On Wed, Mar 23, 2005 at 06:36:06PM -0500, mental@...3... wrote:
Quoting Jon Phillips <jon@...235...>:
hopefully we can maintain our revision history as well.
Actually since a lot of folks seem to have neglected adding copyright statements when they add stuff, and also don't always bother to update the ChangeLog, it's kind of critical. We don't have any other complete record of who did what...
This was brought to my attention recently, and is NOT COOL.
Also, there is a tool called cvs2cl that can collect the changelog info from CVS. I find it too messy for automated changelog generation, but it's a handy tool nonetheless. I will run it on cvs and save a copy of the changelog right now just in case.
For those who don't like writing a changelog entry after they've just done a cvs commit message, it may be worth your while to see if you can derive something from cvs2cl.
For anyone who finds having to comment their changes to be an irritating chore, look at the change processes used by projects like gcc or the kernel or any GNU project; Inkscape's change processes are extremely lightweight in comparison. ;-)
For future reference, the ground rules are basically:
- Anything more than ~10 lines or so warrants a copyright notice.
I think four is the lower legal limit for copyright in the US.
- If you're not comfortable with simply adding your name and
copyright dates to an existing copyright/license notice because of wording/etc, don't edit it, but rather insert your own notice above the existing one (this includes public domain dedications!).
- The copyright notice does need to spell out which license
applies. Generally for us this should be GPL 2(+) or a public domain dedication.

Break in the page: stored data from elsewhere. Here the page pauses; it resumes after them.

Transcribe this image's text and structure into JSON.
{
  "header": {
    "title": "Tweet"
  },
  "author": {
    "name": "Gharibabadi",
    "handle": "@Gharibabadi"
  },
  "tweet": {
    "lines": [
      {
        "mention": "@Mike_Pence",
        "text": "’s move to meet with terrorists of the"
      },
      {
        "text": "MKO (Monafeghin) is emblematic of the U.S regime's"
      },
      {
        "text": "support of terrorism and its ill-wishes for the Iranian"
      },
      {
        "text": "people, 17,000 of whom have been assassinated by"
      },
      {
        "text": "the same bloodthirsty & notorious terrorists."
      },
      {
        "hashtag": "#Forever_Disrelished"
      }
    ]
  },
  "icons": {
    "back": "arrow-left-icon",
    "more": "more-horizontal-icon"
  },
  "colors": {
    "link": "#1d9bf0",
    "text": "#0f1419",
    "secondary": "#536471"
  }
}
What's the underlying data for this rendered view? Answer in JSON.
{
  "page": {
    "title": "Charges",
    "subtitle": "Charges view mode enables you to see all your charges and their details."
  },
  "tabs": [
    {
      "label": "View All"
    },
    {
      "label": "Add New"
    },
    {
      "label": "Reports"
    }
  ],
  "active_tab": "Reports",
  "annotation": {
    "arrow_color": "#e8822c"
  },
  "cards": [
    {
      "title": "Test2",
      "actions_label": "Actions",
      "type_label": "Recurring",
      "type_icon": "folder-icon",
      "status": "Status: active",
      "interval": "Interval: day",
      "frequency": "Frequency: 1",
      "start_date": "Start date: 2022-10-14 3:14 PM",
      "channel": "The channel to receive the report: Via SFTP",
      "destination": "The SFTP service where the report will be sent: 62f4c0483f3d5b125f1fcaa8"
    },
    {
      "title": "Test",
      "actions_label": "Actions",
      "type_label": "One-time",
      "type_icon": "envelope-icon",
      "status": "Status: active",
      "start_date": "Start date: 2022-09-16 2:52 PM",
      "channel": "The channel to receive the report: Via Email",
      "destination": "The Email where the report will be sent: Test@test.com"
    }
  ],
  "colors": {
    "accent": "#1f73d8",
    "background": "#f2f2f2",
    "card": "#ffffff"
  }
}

- Don't add a copyright notice on someone else's behalf; the
original author needs to do it for themselves, or submit a patch to do it if they don't have commit access
- As an author of code, assign the copyright to yourself or your
employer (as appropriate), not a fictional "Inkscape" organization. Pseudonyms that have a real person behind them are nominally okay though as long as there's a clear identity and it's something you normally use.
-mental
I agree with all this, with the addition that email addresses should be included (preferrably ones that won't bitrot 5 years hence). In past projects I've gone through a relicensing process that was extremely difficult due to invalid email addresses; we had to toss out a lot of otherwise good material because we could not reach its copyright holder.
Mental, can you add this list to the developer's guide in Wiki?